OPINIóN
Actualizado 25/08/2021
Manuel Alcántara

Una dimensión instrumental frecuente del reconocimiento tiene forma colectiva. El desarrollo del derecho internacional muestra cuanto los estados requerían de él para que su existencia fuera efectiva. La paz de Westfalia constituyó un hito en ese proceso. Algo similar ocurre en otros niveles referidos a grupos originados por distintos motivos como su quehacer laboral, compartir una afición o un estilo de vida; tener una misma creencia religiosa o militar políticamente. Todos pueden estar articulados por pautas institucionales escritas o ser resultado de prácticas informales. En cualquier caso, lo que resulta relevante es el pegamento que mantiene estable la unión. Su carácter para lograr garantizar el éxito del propósito es fundamental, pero la argamasa que une a quienes se cobijan bajo un determinado régimen político tiene poco que ver con la que concita a aquellas personas que practican un deporte.

El éxito de la integración en un propósito común es una garantía del futuro del colectivo frente a los avatares que rigen la coexistencia con otros. El resto tiende a dar su reconocimiento a quienes su existencia es firme. Sin embargo, hay tres consideraciones que vale la pena valorar por constituir sendas limitaciones. La primera tiene que ver con la definición de la identidad que equilibra cuestiones emocionales con otras racionales. Un ciudadano de un país lo es con independencia de que lo ame o lo denueste, mientras que alguien vinculado con una iglesia lo es por un acto de fe. La segunda se refiere a la intensidad del sentido de pertenencia que lleva a asumir que hay personas cuyo grado de compromiso es diferente. Las afiliadas a un partido político no son igual que sus votantes. La tercera concierne al hecho de que las identidades que articulan la adscripción a distintos grupos son múltiples y en esa multiplicidad puede haber vetos inquebrantables por parte de algunos: hay quienes dicen que son catalanes y españoles a la vez, y quienes repudian esa posibilidad.

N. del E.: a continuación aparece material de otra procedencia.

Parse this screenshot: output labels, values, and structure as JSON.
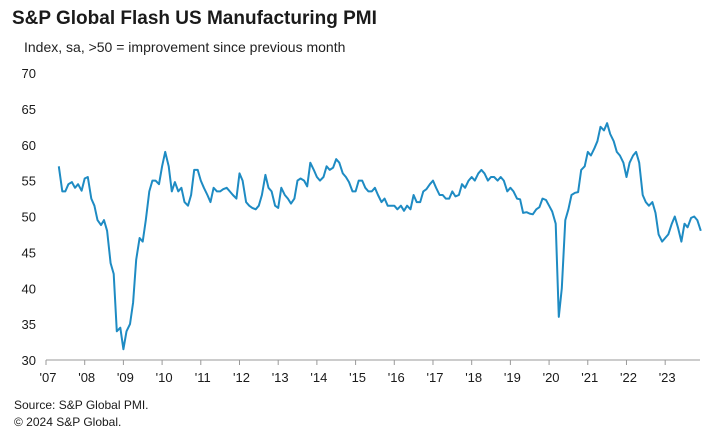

Pero todo ello ha sufrido una enorme dislocación debido a la revolución digital y a sus efectos de cambio exponencial en la vida de la mayoría. No solo se trata del peso de la hiperconectividad y de la hiperestimulación que roban la atención de la gente y cambian su vida de maneras muy variadas, hay además una evidencia de que se es reconocido por lo que parece. De hecho, las redes animan a experimentar con el muestrario de identidades posibles y, realizada la selección, a observar cómo reaccionan los demás. Las personas, algunas de las cuales se escudan en el anonimato o en una imagen falsa, presentan distintas identidades y cultivan las que les confieren una sensación de mayor reconocimiento. Se da entonces una sutil estrategia de demanda de reconocimiento a la carta. Esta circunstancia en los grupos es más difícil porque el arte de la simulación colectiva cuesta lograrlo, aunque es cierto que la historia enseña que existen procesos de encantamiento social que embelesan a las multitudes arreboladas por el supremacismo.